Entretanto este era o dia em que a selecção nacional da Arábia Saudita iria defrontar o México e talvez se pudesse apurar até com um empate. O jogo começou quando entrávamos para o autocarro para começar a regressar e já eles tinham a transmissão no telemóvel. Sentei-me atrás dos dois para ver também o jogo e convidam-me para assistir com eles ao resto da partida na Fan Zone criada em Al Ula.
Chegamos ao destino, muito apressados. Só há dois bilhetes para a Fan Zone e agora somos três. O pai vai tentar obter outro ingresso, eu e o filho vamos buscar o carro, ele conduz tresloucadamente, a ânsia de não perder muito do jogo, fazemos uma rotunda ao contrário, só porque era mais próximo… “Tudo pela Arábia Saudita” diz ele.
À entrada está instalado o caos. Um mar de gente. Outras pessoas espalham-se pelos relvados que envolvem a Fan Zone, vendo os screens ao longe com um piquenique sobre a toalha.
O pai aparece. Não conseguiu ainda solucionar a coisa. Entramos nós, eu e o filho, ele volta para a batalha. E com isto a Arábia Saudita já sofreu um golo, está a perder. A primeira parte não teve muita piada. Estamos à espera do senhor que nunca mais aparece e o filho desaparece também em busca do pai e fico eu sozinho a ver o jogo.

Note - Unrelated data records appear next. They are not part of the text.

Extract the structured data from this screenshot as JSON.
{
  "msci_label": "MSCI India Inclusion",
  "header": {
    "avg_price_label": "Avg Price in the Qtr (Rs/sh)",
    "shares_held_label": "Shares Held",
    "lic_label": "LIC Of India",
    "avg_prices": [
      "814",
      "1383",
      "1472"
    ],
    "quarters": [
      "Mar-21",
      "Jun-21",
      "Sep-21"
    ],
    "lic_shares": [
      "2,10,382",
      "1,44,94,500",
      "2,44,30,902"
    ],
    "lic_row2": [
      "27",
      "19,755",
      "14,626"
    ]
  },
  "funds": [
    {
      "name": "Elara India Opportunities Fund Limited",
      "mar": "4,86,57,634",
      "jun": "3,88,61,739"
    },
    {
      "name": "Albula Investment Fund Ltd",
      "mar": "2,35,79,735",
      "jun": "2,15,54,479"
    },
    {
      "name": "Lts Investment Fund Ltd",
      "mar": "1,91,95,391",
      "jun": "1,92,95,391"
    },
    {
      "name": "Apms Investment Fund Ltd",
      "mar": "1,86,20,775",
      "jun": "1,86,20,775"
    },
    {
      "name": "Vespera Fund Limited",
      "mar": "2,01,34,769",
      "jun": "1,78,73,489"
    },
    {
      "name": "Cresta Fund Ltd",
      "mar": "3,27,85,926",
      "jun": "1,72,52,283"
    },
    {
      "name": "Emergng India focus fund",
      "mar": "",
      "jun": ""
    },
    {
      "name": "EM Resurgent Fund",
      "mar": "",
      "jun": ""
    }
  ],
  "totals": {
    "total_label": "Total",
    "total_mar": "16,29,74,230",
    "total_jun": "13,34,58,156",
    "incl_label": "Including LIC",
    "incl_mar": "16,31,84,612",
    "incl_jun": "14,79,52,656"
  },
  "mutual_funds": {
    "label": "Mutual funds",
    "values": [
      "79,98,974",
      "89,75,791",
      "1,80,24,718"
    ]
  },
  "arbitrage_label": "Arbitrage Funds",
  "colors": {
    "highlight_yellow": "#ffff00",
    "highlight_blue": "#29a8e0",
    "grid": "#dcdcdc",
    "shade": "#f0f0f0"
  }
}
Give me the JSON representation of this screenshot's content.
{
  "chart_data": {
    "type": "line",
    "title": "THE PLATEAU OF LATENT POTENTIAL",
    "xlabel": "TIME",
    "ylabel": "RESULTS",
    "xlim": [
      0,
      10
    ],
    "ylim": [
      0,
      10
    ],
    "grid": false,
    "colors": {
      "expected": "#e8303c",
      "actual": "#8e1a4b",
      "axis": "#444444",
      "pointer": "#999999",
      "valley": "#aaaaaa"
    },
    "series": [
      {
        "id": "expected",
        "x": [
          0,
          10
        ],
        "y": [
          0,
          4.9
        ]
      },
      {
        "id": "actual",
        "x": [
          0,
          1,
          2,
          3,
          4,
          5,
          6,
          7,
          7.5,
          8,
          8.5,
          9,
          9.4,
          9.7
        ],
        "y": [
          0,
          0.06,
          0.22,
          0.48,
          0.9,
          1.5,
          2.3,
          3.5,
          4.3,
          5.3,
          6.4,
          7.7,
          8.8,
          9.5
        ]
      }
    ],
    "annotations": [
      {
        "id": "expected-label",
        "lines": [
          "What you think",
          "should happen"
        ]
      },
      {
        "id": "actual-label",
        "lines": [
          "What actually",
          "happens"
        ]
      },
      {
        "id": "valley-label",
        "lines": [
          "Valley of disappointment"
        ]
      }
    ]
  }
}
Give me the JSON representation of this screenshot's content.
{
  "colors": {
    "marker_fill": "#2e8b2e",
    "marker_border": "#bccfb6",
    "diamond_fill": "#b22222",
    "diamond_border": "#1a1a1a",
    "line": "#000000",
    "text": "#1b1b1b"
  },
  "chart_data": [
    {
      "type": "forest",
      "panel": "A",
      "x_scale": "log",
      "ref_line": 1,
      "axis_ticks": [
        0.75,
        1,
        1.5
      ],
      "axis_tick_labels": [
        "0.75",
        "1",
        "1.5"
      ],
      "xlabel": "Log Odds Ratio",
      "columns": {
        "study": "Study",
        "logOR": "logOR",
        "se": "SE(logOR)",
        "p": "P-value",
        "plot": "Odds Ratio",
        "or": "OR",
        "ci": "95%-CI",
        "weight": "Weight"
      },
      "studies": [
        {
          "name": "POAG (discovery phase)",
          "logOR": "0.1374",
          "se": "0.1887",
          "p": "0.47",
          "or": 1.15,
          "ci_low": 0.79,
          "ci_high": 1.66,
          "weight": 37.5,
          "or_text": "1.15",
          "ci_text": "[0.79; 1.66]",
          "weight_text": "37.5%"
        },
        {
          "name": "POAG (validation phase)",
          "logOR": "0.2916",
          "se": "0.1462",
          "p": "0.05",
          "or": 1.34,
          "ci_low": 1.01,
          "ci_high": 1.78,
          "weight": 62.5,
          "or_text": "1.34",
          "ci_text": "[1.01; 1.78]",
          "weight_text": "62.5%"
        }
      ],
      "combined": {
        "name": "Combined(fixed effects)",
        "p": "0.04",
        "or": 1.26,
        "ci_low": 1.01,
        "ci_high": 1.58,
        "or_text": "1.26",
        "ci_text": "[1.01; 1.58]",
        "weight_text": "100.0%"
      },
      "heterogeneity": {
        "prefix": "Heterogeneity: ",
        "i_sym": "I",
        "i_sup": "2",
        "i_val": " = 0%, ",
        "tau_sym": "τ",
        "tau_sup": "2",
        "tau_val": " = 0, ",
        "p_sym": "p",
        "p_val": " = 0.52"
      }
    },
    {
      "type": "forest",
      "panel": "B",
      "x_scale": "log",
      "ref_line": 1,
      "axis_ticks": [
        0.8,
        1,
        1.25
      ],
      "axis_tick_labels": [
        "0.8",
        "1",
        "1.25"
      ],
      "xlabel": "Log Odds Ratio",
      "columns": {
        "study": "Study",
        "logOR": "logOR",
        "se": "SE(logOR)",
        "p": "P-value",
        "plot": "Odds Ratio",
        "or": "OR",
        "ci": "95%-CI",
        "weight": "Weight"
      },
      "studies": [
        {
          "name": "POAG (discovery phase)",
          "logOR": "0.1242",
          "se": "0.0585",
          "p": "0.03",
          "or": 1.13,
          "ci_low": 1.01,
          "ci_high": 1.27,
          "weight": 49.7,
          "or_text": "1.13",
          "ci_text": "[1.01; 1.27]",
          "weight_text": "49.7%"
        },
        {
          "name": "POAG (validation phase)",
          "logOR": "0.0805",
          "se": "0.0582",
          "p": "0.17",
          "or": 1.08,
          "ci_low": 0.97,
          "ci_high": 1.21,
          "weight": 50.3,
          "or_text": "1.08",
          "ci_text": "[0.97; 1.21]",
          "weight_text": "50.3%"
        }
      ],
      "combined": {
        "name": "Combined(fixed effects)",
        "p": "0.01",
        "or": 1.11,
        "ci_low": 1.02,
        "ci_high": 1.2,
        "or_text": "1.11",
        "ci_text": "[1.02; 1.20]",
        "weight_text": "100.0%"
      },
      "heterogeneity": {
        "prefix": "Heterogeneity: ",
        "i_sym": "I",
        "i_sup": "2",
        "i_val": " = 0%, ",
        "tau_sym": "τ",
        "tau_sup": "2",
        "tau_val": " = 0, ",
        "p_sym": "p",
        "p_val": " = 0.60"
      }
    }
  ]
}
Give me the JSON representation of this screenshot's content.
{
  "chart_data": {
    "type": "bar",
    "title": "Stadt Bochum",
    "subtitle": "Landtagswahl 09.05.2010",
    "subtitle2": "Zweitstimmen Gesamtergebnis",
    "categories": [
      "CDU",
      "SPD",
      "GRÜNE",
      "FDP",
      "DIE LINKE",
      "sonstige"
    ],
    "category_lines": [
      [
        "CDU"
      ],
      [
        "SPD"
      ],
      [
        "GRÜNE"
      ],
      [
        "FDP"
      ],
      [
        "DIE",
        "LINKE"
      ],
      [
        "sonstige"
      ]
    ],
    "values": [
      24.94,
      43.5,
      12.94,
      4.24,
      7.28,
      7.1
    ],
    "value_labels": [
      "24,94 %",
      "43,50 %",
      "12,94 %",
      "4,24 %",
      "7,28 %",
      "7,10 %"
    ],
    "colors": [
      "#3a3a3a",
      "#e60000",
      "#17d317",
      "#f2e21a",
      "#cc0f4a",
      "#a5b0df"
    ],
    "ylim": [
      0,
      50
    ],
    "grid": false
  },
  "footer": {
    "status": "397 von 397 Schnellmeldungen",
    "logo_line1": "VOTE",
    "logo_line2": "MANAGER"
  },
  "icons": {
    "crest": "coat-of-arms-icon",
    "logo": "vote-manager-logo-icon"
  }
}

O director do evento é uma mulher. Sem lenço, dirige tudo o que se passar por ali. Algo que provavelmente não se poderia ver no país há apenas alguns anos atrás.
Por fim juntos, vimos o jogo até ao fim. Não correu bem. A selecção dos meus amigos está fora do mundial. E agora? Pergunto-lhes se me podem deixar no meu alojamento, pois aquela hora e com tanta gente a abandonar o local ao mesmo tempo sei que vai ser impossível encontrar um Uber/Careem disponível.
Vamos agora no carro. Eles ainda não têm alojamento para esta noite. Enquanto conduz o pai vai consultandoo booking.com. “E este aqui? 400 Euros. Mas é pequeno. Talvez este, vejam lá o que acham, são 600 Euros para a noite mas vale a pena, se calhar”. E eu… “mas isso é o assunto vosso, não me perguntes”. Responde o pai “mas estava a contar contigo para nos divertirmos ao serão, pensei que vinhas connosco, teria todo o prazer”. Eu não podia aceitar uma prenda deste valor. Concordei pelo menos em jantar com eles. Já a contra-relógio porque teriam ainda mais um tour, uma visita nocturna precisamente aos locais que tinhamos visto durante a tarde.
E lá vamos. De repente dou comigo num cenário verdadeiramente das Arábias. Junto a um dos monumentos mais espectaculares de Al Ula criou-se um restaurante ao ar livre que se estende por centenas de metros. Tudo iluminado por velas, com trilhos assim assinalados e alvéolos escavados no solo onde se encontram as mesas. Dizem-me que mandaram vir o chef do Dubai.
Sem dúvida dos jantares mais loucos da minha vida. Uma história das Arábias que ficou na memória.
Levam-me então aonde estou a ficar. E partem, para mais uma aventura, pai e filho, melhores amigos.